Rituximab and Cyclophosphamide Remission Induction Have Similar Kidney Failure, Mortality Risk in AAV

In antineutrophil cytoplasmic antibody (ANCA)-associated vasculitis (AAV), both rituximab- and cyclophosphamide-based remission induction were found to be associated with similar kidney failure and mortality risks, according to study findings published in Arthritis & Rheumatology.

In the last 2 decades, treatment for AAV has evolved and led to substantial improvements in outcomes; however, patients with AAV continue to have high risk for kidney failure and mortality.

Researchers from Boston conducted a study using real-world data from the Mass General Brigham (MGB) AAV cohort.

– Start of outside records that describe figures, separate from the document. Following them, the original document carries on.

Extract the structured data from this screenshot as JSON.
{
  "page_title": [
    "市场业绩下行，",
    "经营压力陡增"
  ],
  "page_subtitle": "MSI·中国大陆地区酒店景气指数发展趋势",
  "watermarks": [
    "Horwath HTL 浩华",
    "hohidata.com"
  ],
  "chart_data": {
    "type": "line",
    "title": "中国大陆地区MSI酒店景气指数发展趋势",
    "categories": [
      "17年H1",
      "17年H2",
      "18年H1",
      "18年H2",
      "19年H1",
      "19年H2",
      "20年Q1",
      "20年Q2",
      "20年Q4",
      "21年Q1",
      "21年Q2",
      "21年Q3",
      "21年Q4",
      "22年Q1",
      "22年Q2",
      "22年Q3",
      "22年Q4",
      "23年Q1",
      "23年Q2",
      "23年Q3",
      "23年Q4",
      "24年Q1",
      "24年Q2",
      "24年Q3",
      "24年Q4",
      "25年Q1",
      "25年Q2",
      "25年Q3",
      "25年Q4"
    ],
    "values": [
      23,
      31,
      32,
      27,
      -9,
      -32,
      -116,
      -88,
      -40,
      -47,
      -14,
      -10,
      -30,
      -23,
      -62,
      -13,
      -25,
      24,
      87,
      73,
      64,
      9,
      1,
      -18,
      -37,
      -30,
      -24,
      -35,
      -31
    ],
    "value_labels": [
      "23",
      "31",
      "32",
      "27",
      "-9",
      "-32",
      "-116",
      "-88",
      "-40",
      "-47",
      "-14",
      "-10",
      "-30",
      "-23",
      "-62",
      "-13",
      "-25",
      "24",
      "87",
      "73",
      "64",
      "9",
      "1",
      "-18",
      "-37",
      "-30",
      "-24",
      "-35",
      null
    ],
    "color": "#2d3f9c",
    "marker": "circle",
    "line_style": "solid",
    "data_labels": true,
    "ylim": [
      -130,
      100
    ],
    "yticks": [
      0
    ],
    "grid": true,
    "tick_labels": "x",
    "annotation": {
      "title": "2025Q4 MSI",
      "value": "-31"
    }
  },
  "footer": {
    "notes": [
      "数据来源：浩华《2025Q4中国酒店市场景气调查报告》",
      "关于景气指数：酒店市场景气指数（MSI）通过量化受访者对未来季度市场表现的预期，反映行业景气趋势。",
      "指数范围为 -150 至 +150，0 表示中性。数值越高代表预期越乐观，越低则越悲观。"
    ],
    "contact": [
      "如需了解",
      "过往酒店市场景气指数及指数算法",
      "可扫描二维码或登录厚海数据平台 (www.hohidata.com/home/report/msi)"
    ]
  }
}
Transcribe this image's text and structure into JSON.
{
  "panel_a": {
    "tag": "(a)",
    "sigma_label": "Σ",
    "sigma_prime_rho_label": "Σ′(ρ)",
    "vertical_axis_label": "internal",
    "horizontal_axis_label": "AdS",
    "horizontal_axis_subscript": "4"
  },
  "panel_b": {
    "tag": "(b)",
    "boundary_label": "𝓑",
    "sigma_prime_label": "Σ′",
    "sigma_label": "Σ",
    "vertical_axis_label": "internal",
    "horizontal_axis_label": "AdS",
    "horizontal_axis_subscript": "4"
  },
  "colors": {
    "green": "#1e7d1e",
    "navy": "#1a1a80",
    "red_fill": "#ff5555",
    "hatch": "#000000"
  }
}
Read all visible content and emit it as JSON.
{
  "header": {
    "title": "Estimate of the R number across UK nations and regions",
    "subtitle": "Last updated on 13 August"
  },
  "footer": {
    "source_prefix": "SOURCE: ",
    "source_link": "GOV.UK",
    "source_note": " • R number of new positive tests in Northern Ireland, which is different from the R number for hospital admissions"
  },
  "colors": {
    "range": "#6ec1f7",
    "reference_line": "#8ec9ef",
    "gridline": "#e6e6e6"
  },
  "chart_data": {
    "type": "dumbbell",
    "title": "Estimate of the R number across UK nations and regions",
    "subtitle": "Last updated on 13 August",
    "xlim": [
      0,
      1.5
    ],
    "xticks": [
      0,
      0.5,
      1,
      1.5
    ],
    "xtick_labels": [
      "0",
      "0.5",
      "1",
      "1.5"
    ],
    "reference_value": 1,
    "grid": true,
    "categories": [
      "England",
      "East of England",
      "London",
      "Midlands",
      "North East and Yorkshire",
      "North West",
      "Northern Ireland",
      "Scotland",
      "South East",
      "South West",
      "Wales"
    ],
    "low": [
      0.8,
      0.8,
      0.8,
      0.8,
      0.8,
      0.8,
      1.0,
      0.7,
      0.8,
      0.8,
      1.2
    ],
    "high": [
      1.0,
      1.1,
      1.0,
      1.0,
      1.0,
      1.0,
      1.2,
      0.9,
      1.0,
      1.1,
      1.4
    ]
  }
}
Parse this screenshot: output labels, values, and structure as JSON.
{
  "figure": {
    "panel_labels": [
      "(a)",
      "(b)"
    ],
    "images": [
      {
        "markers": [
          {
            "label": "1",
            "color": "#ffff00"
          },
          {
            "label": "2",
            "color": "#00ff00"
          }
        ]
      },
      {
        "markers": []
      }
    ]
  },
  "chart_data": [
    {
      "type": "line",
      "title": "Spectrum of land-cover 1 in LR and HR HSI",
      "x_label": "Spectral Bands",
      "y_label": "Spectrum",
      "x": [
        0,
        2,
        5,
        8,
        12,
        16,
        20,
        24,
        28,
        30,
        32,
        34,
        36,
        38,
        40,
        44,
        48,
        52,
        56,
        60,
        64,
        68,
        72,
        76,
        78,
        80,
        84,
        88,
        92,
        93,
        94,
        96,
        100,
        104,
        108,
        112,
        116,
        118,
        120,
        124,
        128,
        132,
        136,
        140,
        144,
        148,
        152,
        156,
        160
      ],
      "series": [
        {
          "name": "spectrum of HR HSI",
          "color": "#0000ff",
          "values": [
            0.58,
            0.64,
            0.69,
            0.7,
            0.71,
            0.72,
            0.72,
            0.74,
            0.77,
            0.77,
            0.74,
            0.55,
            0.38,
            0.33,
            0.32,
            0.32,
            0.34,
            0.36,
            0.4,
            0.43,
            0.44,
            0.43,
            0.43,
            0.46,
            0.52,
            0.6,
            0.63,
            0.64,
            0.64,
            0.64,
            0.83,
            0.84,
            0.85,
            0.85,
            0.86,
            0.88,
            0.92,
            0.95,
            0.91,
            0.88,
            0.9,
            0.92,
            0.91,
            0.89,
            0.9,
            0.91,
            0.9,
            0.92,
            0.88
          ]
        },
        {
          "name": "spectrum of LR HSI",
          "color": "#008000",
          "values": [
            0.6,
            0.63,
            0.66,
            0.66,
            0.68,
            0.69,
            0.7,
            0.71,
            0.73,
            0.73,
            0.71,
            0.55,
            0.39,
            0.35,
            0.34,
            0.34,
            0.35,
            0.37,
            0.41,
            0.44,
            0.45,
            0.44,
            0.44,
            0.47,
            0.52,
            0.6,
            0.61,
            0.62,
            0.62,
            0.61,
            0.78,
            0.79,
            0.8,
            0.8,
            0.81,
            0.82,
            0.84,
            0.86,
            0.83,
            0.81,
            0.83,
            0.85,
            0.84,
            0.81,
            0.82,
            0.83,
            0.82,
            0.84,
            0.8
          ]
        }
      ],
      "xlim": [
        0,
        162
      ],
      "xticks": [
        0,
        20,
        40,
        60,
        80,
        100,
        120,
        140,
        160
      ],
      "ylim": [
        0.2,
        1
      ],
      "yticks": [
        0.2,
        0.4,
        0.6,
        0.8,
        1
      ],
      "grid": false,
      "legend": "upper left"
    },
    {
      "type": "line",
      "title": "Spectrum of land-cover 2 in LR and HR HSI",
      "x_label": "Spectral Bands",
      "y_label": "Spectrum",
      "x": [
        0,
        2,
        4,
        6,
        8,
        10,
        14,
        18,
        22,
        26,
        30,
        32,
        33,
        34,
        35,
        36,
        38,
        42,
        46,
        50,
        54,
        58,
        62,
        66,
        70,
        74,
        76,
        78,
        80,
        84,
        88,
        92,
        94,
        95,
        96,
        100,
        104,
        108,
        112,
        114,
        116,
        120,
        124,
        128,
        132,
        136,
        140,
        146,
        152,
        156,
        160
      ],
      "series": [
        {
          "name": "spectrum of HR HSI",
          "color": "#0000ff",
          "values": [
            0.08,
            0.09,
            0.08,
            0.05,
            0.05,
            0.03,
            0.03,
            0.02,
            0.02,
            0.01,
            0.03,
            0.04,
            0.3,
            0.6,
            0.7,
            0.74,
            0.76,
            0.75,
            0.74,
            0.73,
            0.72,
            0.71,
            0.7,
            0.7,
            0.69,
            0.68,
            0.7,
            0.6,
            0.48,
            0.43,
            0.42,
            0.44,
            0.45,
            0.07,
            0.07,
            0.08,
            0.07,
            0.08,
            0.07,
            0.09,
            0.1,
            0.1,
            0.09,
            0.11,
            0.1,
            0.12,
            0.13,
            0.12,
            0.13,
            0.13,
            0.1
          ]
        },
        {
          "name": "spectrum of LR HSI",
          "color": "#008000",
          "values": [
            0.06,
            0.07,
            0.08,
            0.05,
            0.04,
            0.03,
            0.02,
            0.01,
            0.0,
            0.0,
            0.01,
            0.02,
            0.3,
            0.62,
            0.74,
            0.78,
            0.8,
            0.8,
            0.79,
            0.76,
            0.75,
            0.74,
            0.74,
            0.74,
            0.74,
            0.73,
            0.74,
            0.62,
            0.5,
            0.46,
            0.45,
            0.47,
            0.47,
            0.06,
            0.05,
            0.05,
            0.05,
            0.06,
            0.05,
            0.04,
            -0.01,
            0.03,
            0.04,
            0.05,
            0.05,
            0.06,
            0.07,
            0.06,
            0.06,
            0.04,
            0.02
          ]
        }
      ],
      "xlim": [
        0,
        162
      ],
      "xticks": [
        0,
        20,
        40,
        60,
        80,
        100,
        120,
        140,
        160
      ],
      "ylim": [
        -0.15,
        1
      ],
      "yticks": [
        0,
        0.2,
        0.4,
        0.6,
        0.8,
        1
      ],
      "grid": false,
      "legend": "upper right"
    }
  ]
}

Patients who were diagnosed with AAV between 2002 and 2019 and received rituximab- or cyclophosphamide-based remission induction were evaluated for kidney failure and all-cause mortality outcomes.

The study cohort included a total of 595 patients, with 352 (60%) receiving rituximab– and 243 (40%) receiving cyclophosphamide-based remission therapy. The patients had a mean age of 61 (SD, 17) years; 58% were men; 87% were White; and had a Birmingham Vasculitis Activity Score (BVAS) or Wegener’s Granulomatosis (GPA) score of 5.1 (SD, 2.2) points.

Stratified by treatment, the rituximab vs cyclophosphamide recipients had significantly higher BVAS/GPA scores (mean, 5.4 vs 4.8 points; P <.001) and lower erythrocyte sedimentation rates (median, 16 vs 24 mm/hr; P <.001).

The composite rate of kidney failure and all-cause mortality occurred among 43 rituximab and 36 cyclophosphamide recipients at 1 year (adjusted hazard ratio [aHR], 0.86; 95% CI, 0.42-1.76), 56 and 42 patients at 2 years (HR, 0.85; 95% CI, 0.42-1.72), and 75 and 58 patients at 5 years (HR, 1.03; 95% CI, 0.55-1.93), respectively.

Results were similar in the propensity score-matched and adjusted propensity score-matched analyses.

In subgroup analyses, risk for kidney failure and all-cause mortality was not associated with treatment at 1, 2, or 5 years among the subset of patients with kidney involvement (n=412), severe kidney involvement (n=168), major involvement (n=477), and those with myeloperoxidase-negative (MPO-) ANCA-positivity (n=415).

In the sensitivity analysis that excluded patients who received an oral cyclophosphamide bridging course before starting rituximab, no deviations in trends were observed.

The limitations of the analysis included the retrospective design and the fact that data were sourced from a single health care organization in 1 city, which may have limited the generalizability of findings.

The study authors concluded, “[W]e found that the risk of kidney failure or death was similar with rituximab and cyclophosphamide for remission induction in patients with AAV over [5] years of follow-up.” They added, “Additional studies are needed to investigate differences in risk for other relevant clinical outcomes over longer time horizons, such as drug toxicity.”

Disclosures: One study author declared affiliations with biotech, pharmaceutical, and/or device companies. Please see the original reference for a full list of author’s disclosures.